As conversations around AI safety intensify, OpenAI is inviting the public into the process with its newly launched Safety Evaluations Hub. The initiative aims to make its models more secure and transparent.
“As models become more capable and adaptable, older methods become outdated or ineffective at showing meaningful differences (something we call saturation), so we regularly update our evaluation methods to account for new modalities and emerging risks,” OpenAI stated on its new Safety Evaluations Hub page.
Harmful content
OpenAI’s new hub evaluates its models on how well they refuse harmful requests, such as those involving hate speech, illegal activity, or other illicit content. To measure performance, developers use an autograder tool that scores AI responses on two separate metrics.

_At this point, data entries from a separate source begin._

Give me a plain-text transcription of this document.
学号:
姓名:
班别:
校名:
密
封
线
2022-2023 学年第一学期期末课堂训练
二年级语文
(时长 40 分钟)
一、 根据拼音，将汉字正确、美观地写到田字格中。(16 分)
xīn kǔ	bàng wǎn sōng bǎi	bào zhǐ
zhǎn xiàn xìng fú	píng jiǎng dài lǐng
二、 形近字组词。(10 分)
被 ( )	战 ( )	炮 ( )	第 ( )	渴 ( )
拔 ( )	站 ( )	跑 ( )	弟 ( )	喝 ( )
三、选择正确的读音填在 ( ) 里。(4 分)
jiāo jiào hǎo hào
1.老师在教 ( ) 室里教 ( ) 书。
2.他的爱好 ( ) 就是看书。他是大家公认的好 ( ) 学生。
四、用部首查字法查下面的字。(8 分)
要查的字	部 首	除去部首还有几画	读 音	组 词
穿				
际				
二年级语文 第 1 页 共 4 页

On a scale from 0 to 1, most current OpenAI models scored 0.99 for correctly refusing harmful prompts; only three models — GPT-4o-2024-08-16, GPT-4o-2024-05-13, and GPT-4-Turbo — scored slightly lower.
However, results varied more when it came to responding appropriately to harmless (benign) prompts. The highest performer was OpenAI o3-mini, with a score of 0.80. Other models ranged between 0.65 and 0.79.
Jailbreaks
In some cases, certain AI models can be jailbroken. This occurs when a user intentionally tries to trick the AI model into producing content that goes against current safety policies.
The Safety Evaluations Hub tested OpenAI’s models against StrongReject, an established benchmark that evaluates a model’s ability to withstand the most common jailbreak attempts, and a set of jailbreak prompts sourced via human red teaming.
Current AI models score between 0.23 and 0.85 on StrongReject, and between 0.90 and 1.00 for human-sourced prompts.
These scores indicate that while models are relatively robust against manually crafted jailbreaks, they remain more vulnerable to standardized, automated attacks.
Hallucinations
Current AI models have been known to hallucinate, or produce content that is blatantly false or nonsensical, on certain occasions.
OpenAI’s Safety Evaluations Hub used two specific benchmarks, SimpleQA and PersonQA, to evaluate whether its models answer questions correctly and how often they produce hallucinations.
With SimpleQA, OpenAI’s current models scored between 0.09 and 0.59 for accuracy and between 0.41 and 0.86 for their hallucination rate. They scored between 0.17 and 0.70 on PersonQA’s accuracy benchmarks and between 0.13 and 0.52 for their hallucination rate.
These results suggest that while some models perform moderately well on fact-based queries, they still frequently generate incorrect or fabricated information, especially when answering simpler questions.
Instruction hierarchy
The hub also analyzes AI models based on their adherence to the priorities established in their instruction hierarchy. For example, system messages should always be prioritized over developer messages, and developer messages should always be prioritized over user messages.
OpenAI’s models scored between 0.50 and 0.85 for system <> user conflicts, between 0.15 and 0.77 for developer <> user conflicts, and between 0.55 and 0.93 for system <> developer conflicts. This indicates that the models tend to respect higher-priority instructions, especially from the system, but they often show inconsistency when handling conflicts between developer and user messages.
SEE: How to Keep AI Trustworthy from TechRepublic Premium
Ensuring the safety of future AI models
OpenAI developers are using this data to fine-tune existing models and shape how future models are built, evaluated, and deployed. By identifying weak points and tracking progress across key benchmarks, the Safety Evaluations Hub is critical in pushing AI development toward greater accountability and transparency.
For users, the hub offers a rare window into how OpenAI’s most powerful models are tested and improved, empowering anyone to follow, question, and better understand the safety behind the AI systems they interact with daily.